As long as the political taboo on raising taxes endures, the service will be in financial peril. 

It has long been clear that the NHS is in financial ill-health. But today's figures, conveniently delayed until after the Conservative conference, are still stunningly bad. The service ran a deficit of £930m between April and June (greater than the £820m recorded for the whole of the 2014/15 financial year) and is on course for a shortfall of at least £2bn this year - its worst position for a generation. 

Though often described as having been shielded from austerity, owing to its ring-fenced budget, the NHS is enduring the toughest spending settlement in its history. Since 1950, health spending has grown at an average annual rate of 4 per cent, but over the last parliament it rose by just 0.5 per cent. An ageing population, rising treatment costs and the social care crisis all mean that the NHS has to run merely to stand still. The Tories have pledged to provide £10bn more for the service but this still leaves £20bn of efficiency savings required. 

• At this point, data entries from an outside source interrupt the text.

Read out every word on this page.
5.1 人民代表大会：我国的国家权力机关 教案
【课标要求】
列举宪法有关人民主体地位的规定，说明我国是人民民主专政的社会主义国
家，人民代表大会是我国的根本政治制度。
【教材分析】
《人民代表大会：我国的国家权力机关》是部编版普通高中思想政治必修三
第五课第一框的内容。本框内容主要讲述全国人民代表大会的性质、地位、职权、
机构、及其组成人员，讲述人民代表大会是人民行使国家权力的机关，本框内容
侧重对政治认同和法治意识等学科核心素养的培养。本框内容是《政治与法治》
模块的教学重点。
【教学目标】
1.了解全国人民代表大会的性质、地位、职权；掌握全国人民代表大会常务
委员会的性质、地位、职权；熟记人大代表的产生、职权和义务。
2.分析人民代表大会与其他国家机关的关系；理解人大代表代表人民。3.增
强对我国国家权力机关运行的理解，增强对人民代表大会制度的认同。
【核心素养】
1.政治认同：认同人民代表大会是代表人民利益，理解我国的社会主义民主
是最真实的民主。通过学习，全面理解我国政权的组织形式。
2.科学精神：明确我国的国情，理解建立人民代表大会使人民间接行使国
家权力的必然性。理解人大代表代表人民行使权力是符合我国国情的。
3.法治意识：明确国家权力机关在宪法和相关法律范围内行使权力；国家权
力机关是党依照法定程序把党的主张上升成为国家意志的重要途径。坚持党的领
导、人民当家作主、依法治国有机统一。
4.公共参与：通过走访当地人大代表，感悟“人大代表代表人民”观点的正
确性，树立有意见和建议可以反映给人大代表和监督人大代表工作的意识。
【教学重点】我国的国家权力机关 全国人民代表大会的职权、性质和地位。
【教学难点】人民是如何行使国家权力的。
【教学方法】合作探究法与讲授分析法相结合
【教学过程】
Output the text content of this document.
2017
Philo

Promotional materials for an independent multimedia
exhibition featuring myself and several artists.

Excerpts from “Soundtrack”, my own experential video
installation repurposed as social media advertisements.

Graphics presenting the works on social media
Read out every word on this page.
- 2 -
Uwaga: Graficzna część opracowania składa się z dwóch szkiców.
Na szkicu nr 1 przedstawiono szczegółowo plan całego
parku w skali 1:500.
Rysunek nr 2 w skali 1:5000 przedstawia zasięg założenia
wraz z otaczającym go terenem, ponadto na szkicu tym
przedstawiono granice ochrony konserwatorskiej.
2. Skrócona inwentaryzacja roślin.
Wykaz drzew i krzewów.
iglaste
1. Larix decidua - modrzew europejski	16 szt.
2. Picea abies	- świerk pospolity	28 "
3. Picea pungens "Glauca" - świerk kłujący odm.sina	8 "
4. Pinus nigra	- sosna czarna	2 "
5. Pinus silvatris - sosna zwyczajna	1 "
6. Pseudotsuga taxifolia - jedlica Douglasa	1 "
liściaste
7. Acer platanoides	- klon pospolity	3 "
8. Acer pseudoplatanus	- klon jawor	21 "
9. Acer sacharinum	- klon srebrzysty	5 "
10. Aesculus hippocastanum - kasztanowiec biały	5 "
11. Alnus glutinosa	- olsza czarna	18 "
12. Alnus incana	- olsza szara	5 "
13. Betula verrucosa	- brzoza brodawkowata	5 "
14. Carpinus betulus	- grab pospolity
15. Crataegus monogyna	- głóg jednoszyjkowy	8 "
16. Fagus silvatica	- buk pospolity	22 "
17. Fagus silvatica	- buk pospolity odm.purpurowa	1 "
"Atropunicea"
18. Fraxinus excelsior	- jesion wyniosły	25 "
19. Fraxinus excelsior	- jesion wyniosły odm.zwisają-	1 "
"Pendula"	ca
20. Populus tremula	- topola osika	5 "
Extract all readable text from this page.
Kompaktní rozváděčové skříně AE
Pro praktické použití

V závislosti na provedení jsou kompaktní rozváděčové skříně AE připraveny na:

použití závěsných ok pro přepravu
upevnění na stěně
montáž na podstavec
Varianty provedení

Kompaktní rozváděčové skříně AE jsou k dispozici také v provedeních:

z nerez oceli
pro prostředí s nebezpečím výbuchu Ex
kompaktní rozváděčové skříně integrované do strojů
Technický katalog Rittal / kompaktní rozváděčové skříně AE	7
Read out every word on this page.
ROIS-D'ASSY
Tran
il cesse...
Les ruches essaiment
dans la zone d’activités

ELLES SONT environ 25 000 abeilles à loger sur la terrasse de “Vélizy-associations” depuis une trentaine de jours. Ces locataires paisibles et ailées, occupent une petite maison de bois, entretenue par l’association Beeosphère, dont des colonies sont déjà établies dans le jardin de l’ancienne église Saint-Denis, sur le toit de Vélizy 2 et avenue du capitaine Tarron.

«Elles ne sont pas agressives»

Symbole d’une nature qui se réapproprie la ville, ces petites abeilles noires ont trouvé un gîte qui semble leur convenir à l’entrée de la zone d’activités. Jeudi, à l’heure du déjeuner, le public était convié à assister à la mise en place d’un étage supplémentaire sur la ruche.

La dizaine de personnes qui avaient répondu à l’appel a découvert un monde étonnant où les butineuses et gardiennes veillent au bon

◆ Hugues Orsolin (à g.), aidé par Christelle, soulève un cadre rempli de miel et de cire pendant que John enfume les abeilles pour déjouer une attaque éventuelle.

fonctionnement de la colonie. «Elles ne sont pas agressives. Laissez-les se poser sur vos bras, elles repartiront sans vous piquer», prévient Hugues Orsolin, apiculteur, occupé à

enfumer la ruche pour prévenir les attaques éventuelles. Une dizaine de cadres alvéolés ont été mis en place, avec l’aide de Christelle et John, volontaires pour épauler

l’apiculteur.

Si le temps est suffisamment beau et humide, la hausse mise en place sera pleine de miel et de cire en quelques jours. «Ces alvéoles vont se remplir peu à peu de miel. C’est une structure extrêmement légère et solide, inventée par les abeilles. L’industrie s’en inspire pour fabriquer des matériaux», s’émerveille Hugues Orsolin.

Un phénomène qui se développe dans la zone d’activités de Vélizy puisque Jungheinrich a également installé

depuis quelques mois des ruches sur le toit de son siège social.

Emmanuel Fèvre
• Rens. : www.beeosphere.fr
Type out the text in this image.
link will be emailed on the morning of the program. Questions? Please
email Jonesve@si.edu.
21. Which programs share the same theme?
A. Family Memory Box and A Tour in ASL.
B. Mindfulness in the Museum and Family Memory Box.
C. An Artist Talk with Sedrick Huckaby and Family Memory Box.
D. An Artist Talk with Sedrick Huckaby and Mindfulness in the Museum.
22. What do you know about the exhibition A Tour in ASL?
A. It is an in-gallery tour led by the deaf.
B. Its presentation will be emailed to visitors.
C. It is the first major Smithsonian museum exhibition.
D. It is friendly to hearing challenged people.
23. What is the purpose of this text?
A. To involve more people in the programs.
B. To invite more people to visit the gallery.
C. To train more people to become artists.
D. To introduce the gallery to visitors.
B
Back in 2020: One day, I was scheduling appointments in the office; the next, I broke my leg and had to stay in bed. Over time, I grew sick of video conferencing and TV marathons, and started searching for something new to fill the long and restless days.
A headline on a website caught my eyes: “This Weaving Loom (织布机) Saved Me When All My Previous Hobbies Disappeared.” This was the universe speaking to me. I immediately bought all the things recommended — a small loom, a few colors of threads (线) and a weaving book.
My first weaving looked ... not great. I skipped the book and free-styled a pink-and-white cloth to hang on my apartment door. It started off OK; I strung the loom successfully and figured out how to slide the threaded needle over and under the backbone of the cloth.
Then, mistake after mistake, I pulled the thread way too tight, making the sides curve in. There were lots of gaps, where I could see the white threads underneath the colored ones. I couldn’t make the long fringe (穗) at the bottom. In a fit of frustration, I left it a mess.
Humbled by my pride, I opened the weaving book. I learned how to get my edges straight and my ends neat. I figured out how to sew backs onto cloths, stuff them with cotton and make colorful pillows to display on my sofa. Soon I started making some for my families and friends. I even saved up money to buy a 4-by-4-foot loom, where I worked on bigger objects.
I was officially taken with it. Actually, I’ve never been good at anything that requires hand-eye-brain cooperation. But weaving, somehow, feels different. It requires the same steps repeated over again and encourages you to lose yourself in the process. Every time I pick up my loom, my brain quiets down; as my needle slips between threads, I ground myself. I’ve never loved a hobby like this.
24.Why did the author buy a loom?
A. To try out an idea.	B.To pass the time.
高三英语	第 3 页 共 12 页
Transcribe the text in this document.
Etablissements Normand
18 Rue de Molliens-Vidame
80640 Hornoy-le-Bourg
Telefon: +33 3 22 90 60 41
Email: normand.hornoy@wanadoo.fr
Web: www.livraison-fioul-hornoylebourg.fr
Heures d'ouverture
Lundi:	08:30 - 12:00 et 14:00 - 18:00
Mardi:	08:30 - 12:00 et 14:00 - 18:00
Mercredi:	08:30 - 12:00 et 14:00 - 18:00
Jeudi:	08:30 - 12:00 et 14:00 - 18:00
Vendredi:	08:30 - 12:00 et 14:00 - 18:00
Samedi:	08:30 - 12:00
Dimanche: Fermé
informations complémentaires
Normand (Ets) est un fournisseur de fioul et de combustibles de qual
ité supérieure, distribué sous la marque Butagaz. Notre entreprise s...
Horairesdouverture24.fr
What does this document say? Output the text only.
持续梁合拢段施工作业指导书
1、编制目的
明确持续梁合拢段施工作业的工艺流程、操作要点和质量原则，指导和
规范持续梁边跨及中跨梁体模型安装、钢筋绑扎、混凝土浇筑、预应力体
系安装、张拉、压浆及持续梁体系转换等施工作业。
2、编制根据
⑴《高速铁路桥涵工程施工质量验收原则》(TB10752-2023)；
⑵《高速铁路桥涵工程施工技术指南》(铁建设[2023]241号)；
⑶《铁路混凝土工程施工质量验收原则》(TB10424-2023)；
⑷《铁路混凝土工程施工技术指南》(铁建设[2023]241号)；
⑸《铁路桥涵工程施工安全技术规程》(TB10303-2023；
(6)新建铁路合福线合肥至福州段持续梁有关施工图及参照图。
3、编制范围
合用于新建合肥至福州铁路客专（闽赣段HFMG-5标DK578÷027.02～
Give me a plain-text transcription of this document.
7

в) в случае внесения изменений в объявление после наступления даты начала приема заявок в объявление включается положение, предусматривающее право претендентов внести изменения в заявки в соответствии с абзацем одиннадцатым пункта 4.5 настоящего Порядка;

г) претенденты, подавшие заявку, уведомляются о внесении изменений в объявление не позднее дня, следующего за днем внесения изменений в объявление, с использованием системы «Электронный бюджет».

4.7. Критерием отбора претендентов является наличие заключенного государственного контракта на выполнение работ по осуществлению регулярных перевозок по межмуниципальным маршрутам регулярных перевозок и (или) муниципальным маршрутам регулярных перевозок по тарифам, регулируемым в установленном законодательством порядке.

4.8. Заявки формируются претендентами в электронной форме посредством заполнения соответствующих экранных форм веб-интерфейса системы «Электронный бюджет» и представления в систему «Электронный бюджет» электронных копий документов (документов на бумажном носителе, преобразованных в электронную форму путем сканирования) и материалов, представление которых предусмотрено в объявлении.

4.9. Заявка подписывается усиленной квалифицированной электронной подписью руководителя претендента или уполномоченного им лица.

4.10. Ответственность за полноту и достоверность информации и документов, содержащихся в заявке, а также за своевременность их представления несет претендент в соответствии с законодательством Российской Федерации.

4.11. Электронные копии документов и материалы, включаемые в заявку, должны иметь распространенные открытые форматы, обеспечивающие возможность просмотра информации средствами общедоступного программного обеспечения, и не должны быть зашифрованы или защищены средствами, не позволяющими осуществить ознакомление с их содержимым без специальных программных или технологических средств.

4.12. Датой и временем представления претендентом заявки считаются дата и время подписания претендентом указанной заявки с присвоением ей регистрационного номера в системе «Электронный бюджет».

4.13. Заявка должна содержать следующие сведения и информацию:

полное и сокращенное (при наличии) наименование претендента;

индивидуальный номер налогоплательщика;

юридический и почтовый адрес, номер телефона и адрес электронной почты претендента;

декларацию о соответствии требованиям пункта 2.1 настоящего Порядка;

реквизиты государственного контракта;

Speculation is now turning to whether George Osborne will provide an emergency injection of funds in the Autumn Statement on 25 November. But the long-term question is whether anyone is prepared to offer a sustainable solution to the crisis. Health experts argue that only a rise in general taxation (income tax, VAT, national insurance), patient charges or a hypothecated "health tax" will secure the future of a universal, high-quality service. But the political taboo against increasing taxes on all but the richest means no politician has ventured into this territory. Shadow health secretary Heidi Alexander has today called for the government to "find money urgently to get through the coming winter months". But the bigger question is whether, under Jeremy Corbyn, Labour is prepared to go beyond sticking-plaster solutions. 

George Eaton is political editor of the New Statesman.